Enter C.A.R.L., which stands for Conversational Agent Relief Learning in Pain Management. The brainchild of Dr. Jotwani and Dr. Rubin, both assistant professors of clinical anesthesiology, C.A.R.L. is a large language model (LLM) designed and created by the team at XRAIL, whose goal is to pioneer immersive learning approaches that help physicians and medical residents gain valuable knowledge around appropriate protocols for managing conditions like pain in order to build consistency in each patient encounter.
Ultimately, users’ primary mission is to engage with C.A.R.L. and other diverse virtual patients by communicating in a way that results in optimal health care. Anesthesiology residents at New York-Presbyterian/Weill Cornell are increasingly training with him, and Dr. Jotwani also introduces him to Weill Cornell Medical College students in two elective courses.
Just as physicians cannot predict how a patient encounter will go, C.A.R.L. does not answer from a script, reflecting the infinite variables of each patient case. Another advantage? C.A.R.L. never gets tired, so trainees have an ongoing opportunity to continually hone their skills.

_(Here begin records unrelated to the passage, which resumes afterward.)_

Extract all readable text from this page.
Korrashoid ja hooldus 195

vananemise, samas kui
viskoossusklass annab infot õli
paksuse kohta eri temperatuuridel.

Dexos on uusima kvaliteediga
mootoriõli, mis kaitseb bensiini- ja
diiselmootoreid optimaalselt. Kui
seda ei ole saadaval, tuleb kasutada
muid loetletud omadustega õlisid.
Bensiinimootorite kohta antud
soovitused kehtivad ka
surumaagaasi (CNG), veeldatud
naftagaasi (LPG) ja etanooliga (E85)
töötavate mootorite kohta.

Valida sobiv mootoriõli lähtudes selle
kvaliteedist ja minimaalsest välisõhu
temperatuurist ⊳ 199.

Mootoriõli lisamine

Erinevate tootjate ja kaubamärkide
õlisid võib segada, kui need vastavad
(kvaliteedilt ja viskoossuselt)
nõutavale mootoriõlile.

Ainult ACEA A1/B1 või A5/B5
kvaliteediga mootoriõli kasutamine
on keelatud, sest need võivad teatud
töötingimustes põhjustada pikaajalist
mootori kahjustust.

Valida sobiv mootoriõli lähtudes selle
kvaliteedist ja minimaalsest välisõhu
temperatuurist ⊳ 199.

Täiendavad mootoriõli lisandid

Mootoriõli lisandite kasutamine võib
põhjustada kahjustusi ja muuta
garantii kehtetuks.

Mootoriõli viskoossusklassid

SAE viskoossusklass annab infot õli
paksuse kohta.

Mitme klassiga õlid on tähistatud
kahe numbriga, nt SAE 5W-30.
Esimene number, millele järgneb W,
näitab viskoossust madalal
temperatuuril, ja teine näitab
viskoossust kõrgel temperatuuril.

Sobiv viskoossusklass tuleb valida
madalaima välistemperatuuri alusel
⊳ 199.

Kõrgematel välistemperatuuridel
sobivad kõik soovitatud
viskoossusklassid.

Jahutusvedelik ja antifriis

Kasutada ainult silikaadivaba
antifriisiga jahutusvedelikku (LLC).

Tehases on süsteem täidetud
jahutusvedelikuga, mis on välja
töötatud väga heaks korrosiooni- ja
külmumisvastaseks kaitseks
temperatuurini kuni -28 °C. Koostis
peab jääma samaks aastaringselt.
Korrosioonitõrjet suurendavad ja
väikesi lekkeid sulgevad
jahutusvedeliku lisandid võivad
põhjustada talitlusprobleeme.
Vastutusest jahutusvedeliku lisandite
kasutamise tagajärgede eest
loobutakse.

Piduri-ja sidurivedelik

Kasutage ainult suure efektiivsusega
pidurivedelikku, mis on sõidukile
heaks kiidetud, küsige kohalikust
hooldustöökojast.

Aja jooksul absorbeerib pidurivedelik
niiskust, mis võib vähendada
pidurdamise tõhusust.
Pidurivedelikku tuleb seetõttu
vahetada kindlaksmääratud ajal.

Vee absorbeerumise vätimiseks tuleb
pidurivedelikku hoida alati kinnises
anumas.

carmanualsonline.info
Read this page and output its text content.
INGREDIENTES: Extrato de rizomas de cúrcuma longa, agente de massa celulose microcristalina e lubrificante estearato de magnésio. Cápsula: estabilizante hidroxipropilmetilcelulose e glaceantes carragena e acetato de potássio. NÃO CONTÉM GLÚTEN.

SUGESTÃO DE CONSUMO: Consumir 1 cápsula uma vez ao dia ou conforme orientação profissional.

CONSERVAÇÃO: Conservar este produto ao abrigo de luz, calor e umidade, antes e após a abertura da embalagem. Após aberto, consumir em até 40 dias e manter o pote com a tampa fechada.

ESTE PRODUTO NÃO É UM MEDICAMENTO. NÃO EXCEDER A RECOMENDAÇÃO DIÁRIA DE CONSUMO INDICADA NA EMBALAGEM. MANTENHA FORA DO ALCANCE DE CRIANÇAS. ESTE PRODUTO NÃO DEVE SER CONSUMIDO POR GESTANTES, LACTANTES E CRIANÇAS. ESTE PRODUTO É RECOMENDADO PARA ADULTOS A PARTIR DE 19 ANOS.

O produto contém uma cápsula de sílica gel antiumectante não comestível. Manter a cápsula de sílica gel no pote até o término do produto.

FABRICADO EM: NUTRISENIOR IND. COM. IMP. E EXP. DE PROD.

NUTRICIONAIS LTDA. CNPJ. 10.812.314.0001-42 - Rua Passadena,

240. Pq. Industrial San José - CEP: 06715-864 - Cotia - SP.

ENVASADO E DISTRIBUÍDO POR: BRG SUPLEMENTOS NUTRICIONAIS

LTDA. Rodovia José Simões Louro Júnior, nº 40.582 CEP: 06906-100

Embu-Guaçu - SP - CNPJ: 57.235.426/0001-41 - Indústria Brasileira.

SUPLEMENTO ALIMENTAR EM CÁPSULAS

The anesthesiologists — both self-taught in development of extended reality — decided to focus C.A.R.L.’s conversations around pain management because, as Dr. Jotwani explains, “We wanted to find a field where there was a great deal of complexity and there wasn’t always an absolute right or wrong, because I think that tends to be the hardest to train for.” Chronic pain patients, he explains, often face the stigma of addiction in looking for treatment of their condition.
“Treating someone who lives with pain requires such a deep understanding of what it means to be in pain. It’s not always black and white, and because there’s such nuance to it, it’s not enough to have a simulation with a standardized patient once per year. You need a way to continue training in these sorts of complex clinical scenarios,” says Dr. Jotwani, who is also the Nanette Laitman Education Scholar in Entrepreneurship.
Dr. Rubin emphasizes how critical it was to integrate the challenges and biases patients face for a realistic, comprehensive and nuanced virtual simulation experience.
“We see patients every day who have felt marginalized by their physicians and are not sure if they can even trust us,” he says. “There’s frustration with that, but if we’re going to prevent that from happening in the future, we must teach medical students, residents and fellows how to interact with patients.”
Dr. Alessandra Riccio, a third-year anethesiology resident, says C.A.R.L. allows her to “understand how to improve in a safe environment.”